地下の休憩所
ベルナンディアの自然魔法で地下を掘り進めていく。
大きく座標がズレないよう、ゆるやかに螺旋を描くように下っていくことにした。
隊列は穴を掘るベルナンディアを先頭に魔法で灯りをともすネムリ、俺。後ろから殿を守るエルスラに「敵影感知」で警戒するケイウッド、間に挟まれる形でメルティエだ。
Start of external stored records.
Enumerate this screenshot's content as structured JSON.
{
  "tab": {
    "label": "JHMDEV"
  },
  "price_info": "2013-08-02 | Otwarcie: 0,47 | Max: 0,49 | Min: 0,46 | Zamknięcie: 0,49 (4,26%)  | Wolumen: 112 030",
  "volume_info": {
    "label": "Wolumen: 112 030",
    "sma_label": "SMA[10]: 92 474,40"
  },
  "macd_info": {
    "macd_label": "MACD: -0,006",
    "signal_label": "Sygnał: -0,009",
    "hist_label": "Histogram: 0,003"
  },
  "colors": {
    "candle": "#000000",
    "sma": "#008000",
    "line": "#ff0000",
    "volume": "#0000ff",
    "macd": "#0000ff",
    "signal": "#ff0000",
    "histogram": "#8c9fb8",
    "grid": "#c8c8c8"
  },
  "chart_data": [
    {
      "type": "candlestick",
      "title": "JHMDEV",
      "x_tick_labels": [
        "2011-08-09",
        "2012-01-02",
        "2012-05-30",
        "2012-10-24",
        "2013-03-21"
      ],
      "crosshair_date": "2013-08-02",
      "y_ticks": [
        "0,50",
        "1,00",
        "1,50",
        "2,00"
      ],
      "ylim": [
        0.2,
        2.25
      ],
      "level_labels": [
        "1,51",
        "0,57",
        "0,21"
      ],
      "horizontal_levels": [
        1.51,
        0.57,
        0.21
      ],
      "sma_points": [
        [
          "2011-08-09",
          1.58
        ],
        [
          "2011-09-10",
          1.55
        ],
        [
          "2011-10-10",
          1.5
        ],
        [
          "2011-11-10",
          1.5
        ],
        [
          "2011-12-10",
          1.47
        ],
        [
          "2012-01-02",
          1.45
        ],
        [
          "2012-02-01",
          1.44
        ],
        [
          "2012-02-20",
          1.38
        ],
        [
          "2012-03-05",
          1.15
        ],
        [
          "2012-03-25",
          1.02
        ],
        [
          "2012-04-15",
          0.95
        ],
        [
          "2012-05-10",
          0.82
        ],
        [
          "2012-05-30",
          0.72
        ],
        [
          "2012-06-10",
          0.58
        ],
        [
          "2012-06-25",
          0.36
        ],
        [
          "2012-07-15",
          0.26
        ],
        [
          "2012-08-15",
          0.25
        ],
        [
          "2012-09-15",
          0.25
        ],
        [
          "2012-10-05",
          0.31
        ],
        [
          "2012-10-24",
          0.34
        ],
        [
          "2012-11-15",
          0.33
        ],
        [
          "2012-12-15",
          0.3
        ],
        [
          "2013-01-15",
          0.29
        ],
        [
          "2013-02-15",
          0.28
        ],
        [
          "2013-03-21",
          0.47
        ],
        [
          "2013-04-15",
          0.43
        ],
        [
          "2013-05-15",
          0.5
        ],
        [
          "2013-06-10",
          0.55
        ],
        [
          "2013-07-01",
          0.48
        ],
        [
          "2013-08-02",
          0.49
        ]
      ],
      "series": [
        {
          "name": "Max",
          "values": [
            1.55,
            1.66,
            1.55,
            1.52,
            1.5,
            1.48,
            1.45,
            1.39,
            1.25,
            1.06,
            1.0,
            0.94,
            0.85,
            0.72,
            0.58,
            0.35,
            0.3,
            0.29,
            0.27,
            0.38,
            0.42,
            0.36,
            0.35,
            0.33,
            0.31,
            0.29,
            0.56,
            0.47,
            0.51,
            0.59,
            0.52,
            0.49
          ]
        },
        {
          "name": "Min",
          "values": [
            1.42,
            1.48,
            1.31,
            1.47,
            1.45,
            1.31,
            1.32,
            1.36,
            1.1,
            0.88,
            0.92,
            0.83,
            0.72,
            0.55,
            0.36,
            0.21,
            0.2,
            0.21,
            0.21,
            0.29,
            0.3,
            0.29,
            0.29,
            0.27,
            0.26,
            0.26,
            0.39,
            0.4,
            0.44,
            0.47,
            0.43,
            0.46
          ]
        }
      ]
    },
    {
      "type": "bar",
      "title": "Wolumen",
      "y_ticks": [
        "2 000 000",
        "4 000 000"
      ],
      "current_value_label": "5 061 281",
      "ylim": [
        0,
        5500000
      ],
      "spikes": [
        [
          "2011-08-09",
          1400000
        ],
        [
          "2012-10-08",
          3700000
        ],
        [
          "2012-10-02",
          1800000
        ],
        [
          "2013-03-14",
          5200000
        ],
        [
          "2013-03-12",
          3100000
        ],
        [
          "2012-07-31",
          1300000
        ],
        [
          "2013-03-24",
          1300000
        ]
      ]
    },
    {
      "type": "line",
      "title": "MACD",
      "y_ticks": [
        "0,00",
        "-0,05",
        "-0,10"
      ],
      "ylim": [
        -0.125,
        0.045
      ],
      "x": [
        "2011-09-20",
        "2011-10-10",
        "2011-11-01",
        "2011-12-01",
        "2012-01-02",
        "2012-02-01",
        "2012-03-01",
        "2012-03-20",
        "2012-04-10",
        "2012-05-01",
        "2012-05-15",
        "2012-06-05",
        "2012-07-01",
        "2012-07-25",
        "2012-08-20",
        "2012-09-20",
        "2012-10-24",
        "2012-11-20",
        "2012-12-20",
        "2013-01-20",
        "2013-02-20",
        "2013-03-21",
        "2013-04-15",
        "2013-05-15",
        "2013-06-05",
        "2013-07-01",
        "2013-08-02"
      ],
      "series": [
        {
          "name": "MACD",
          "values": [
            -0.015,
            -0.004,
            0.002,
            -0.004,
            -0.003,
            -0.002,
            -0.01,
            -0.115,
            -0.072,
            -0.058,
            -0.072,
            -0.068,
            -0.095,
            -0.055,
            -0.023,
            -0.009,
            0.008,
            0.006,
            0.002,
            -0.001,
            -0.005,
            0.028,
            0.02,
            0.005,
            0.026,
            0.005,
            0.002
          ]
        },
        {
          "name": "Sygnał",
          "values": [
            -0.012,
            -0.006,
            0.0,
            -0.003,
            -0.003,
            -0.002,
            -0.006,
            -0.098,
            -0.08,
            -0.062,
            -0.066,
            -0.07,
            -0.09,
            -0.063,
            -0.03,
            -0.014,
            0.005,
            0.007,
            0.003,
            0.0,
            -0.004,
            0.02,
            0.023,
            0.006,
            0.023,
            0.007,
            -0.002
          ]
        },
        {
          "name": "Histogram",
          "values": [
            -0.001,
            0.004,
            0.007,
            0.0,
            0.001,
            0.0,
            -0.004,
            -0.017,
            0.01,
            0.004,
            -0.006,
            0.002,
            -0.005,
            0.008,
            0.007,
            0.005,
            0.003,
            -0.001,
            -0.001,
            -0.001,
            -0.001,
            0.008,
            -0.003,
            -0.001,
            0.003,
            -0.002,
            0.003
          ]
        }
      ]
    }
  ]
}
ケイウッドのスキルで予見されたロック・ワームはベルナンディアが両断してどんどん進み、数時間が経とうとしていた。
「すこし休憩するかの」
狭い穴ぐらを延々と進むのは精神が摩耗する。
俺はベルナンディアの提案に賛成した。
やや広めに空間を掘削し、そこを休憩所とした。
「あ〜、なんか地味に疲れるな」
「閉所に居続けるのはなかなか気が滅入るもんだな」
俺が「無限の宝庫」から出した水袋と簡単な焼き菓子をケイウッドに渡してやる。
メルティエが焼き菓子を口にしつつ、
「目的地はまだだいぶ先なのですか?」
水を口にふくんだベルナンディアが答えた。
「言い伝えでは国の直下、深いところに巨大な地下空洞があるという話じゃが、どれほどの深さかは見当がつかんの。ましてや崩落を避けるため大きく迂回して下っておるから、いつごろ着くかは神のみぞ知る、じゃな」
この返答にはメルティエだけでなくケイウッドも大きなため息を漏らした。
ある程度の道幅が確保されているダンジョンや開けた野外ならまだしも、警戒しながら黙々と細くて狭い地下道を下っていくのは思った以上にしんどいものだ。
「ネムリは疲れてないか?」
「うん! ベルが掘った土からたまに出てくるキラキラした石とか見るの楽しいよ!」
ネムリは子供らしい純真さで鉱石などの初めて目にする物珍しいものに好奇心が満たされているようだった。
このあたりは大人と子供の差なのだろうな。
「エルスラは疲れてないか?」
「問題ありません」
一応、スライムであるエルスラにも声をかけたが元々モンスターである彼女にとって閉鎖空間での作業はあまり苦にならないようだ。
このあたりは人間や亜人種とモンスターの精神構造の違いなのかもしれない。
腰を下ろして一服し、調査を再開しようとした時、ケイウッドがするどい声をあげた。